Italian court: Knox case had 'major flaws'
September 8, 2015Italy's top criminal court has scathingly faulted prosecutors for presenting a flawed and hastily constructed case against Amanda Knox and her former Italian boyfriend, Raffaele Sollecito. The Court of Cassation said it threw out their convictions for the 2007 murder of Knox's British roommate because there was no proof they were in the room where the woman was killed.
The brutal stabbing of 21-year-old Meredith Kercher in Perugia had prompted a series of contradictory rulings, which finally ended in March with the acquittal of Knox and her boyfriend Sollecito while casting an uncomfortable spotlight on Italy's legal system. The legal meandering which produced two convictions, two acquittals and four years each in jail was due to "deplorable" carelessness right from the start of the probe, the court said.
Had the investigation not been so shaky, "in all probability" the defendants' guilt or innocence could have been determined from the earliest stages, the panel of five judges said.
The decision to overturn the conviction, which had called originally for 28 years in jail for Knox and 24 years for Sollecito, had surprised some in Italy who were expecting the case to be sent back to a lower court.
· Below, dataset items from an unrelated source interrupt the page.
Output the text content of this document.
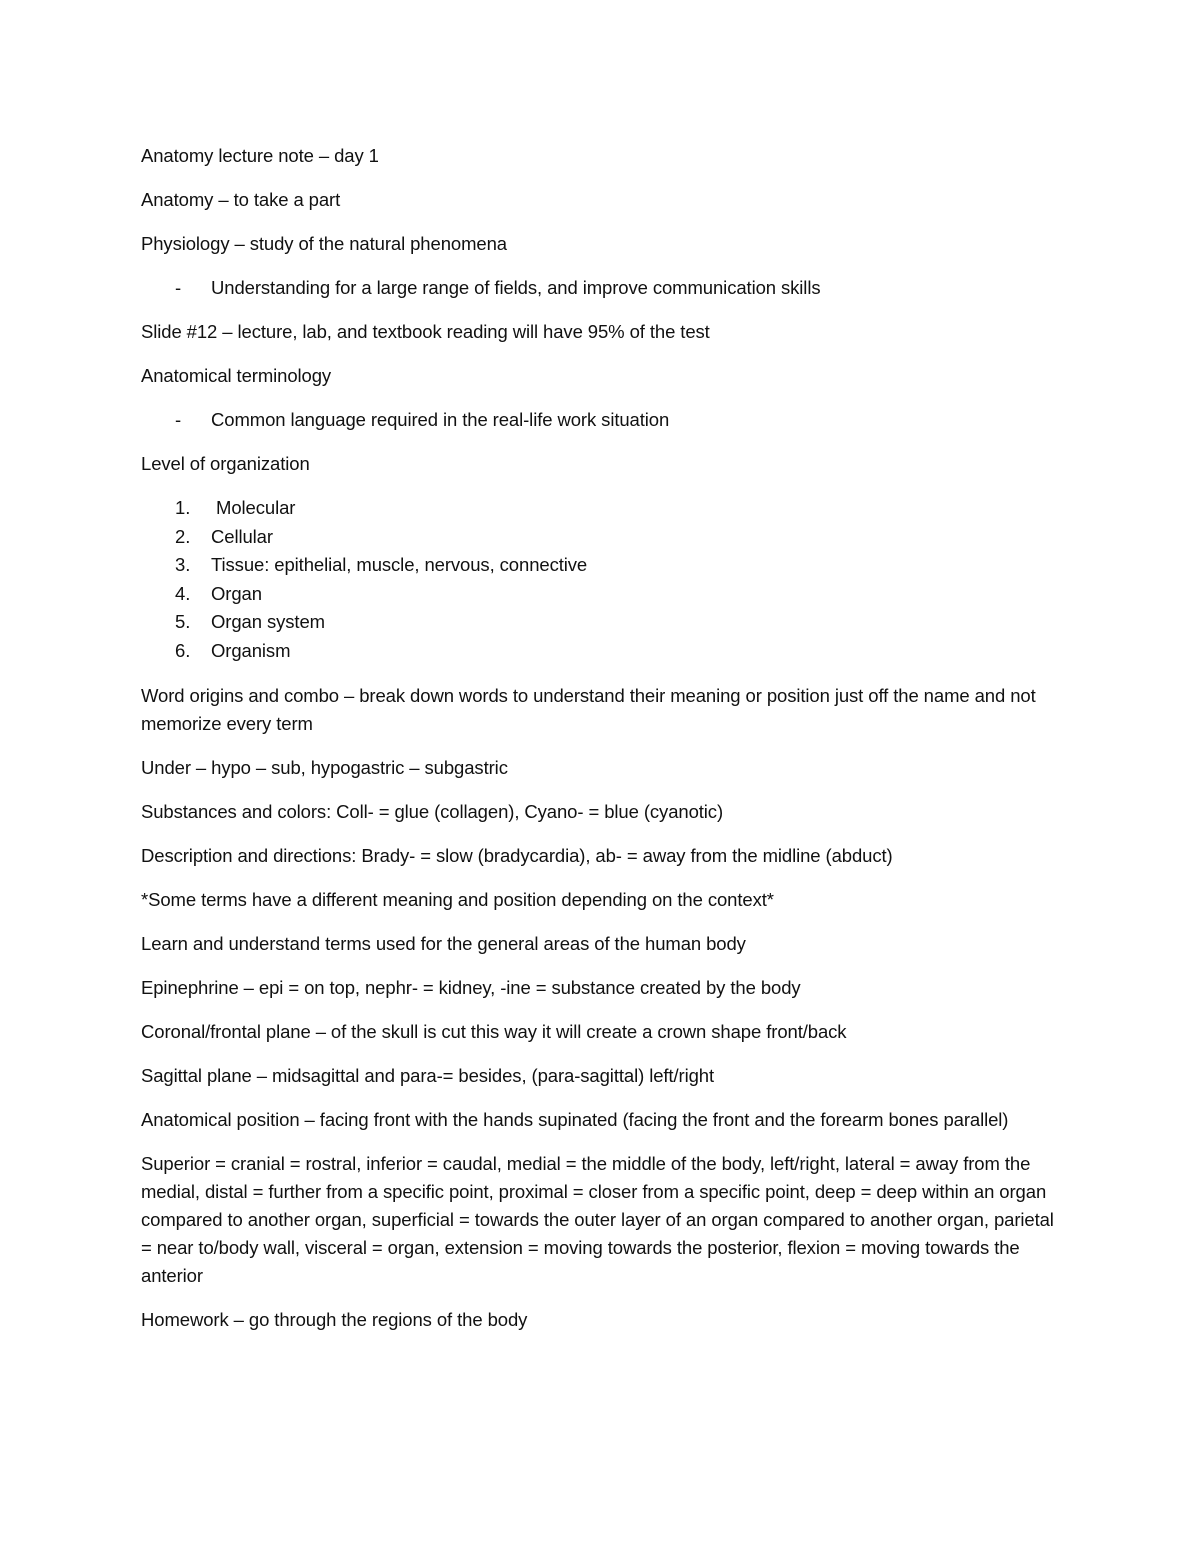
Anatomy lecture note – day 1

Anatomy – to take a part

Physiology – study of the natural phenomena

- Understanding for a large range of fields, and improve communication skills

Slide #12 – lecture, lab, and textbook reading will have 95% of the test

Anatomical terminology

- Common language required in the real-life work situation

Level of organization

1. Molecular
2. Cellular
3. Tissue: epithelial, muscle, nervous, connective
4. Organ
5. Organ system
6. Organism

Word origins and combo – break down words to understand their meaning or position just off the name and not memorize every term

Under – hypo – sub, hypogastric – subgastric

Substances and colors: Coll- = glue (collagen), Cyano- = blue (cyanotic)

Description and directions: Brady- = slow (bradycardia), ab- = away from the midline (abduct)

*Some terms have a different meaning and position depending on the context*

Learn and understand terms used for the general areas of the human body

Epinephrine – epi = on top, nephr- = kidney, -ine = substance created by the body

Coronal/frontal plane – of the skull is cut this way it will create a crown shape front/back

Sagittal plane – midsagittal and para-= besides, (para-sagittal) left/right

Anatomical position – facing front with the hands supinated (facing the front and the forearm bones parallel)

Superior = cranial = rostral, inferior = caudal, medial = the middle of the body, left/right, lateral = away from the medial, distal = further from a specific point, proximal = closer from a specific point, deep = deep within an organ compared to another organ, superficial = towards the outer layer of an organ compared to another organ, parietal = near to/body wall, visceral = organ, extension = moving towards the posterior, flexion = moving towards the anterior

Homework – go through the regions of the body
Know and Sollecito have both maintained their innocence throughout the trials. The court only upheld a sentence against Knox for falsely accusing Congolese barman Patrick Lumumba of the murder.
Trial by media
The Court of Cassation also said in its formal written explanation that avid media attention paid to the killing and the nationalities of the people involved led to "a spasmodic search for one or more guilty parties to offer up to international public opinion" which "certainly did not aid the search for the truth".
"The international spotlight on the case in fact resulted in the investigation undergoing a sudden acceleration," the judges wrote.
Tampered evidence
The court said there were no biological traces in the room where the murder had been committed - not on the victim's body, on Knox or Sollecito. It slammed the quality of the prosecution's case from the start.
Among its findings, the court highlighted that a kitchen knife found at Sollecito's house and alleged to be the murder weapon was kept in a cardboard box, "the kind that gadgets are wrapped up in for Christmas." It added that a bra clasp said to have carried DNA evidence was left on the floor for 46 days, possibly trodden on and later passed between people wearing dirty latex gloves. The two women's computers, which could have yielded new information, were also "incredibly" burned by investigators. Even the supposed time of death, as argued by prosecutors, reflected a "deplorable approximation," the panel of judges wrote.
In light of these findings, the court said that re-examining the evidence would have been useless as there would be no chance of drawing reliable conclusions from the small amount of evidence available.
"There was no shortage of glaring errors in the underlying fabric of the sentence in question," the court wrote in the official explanation of its reasons for striking down the second guilty verdict handed to the pair.
No more trials to follow
The court's ruling vindicated the pair once and for all in the murder of Meredith Kercher. The judges said they ruled out the possibility of ordering yet one more trial. Another trial would have been "useless," they said, after citing contradictions in the prosecutors' case and listing problems with handling of the evidence.
Meanwhile the third person accused of the murder, Ivory Coast-born Rudy Guede, who is currently serving a 16-year sentence after opting for a fast-track trial, left "copious" biological traces at the scene, the court said.
"I am deeply grateful that the Italian Supreme Court has filed its opinion and forcefully declared my innocence. This has been a long struggle for me, my family, my friends, and my supporters," Knox said in a statement posted Monday on her website.
"I will now begin the rest of my life with one of my goals being to help others who have been wrongfully accused."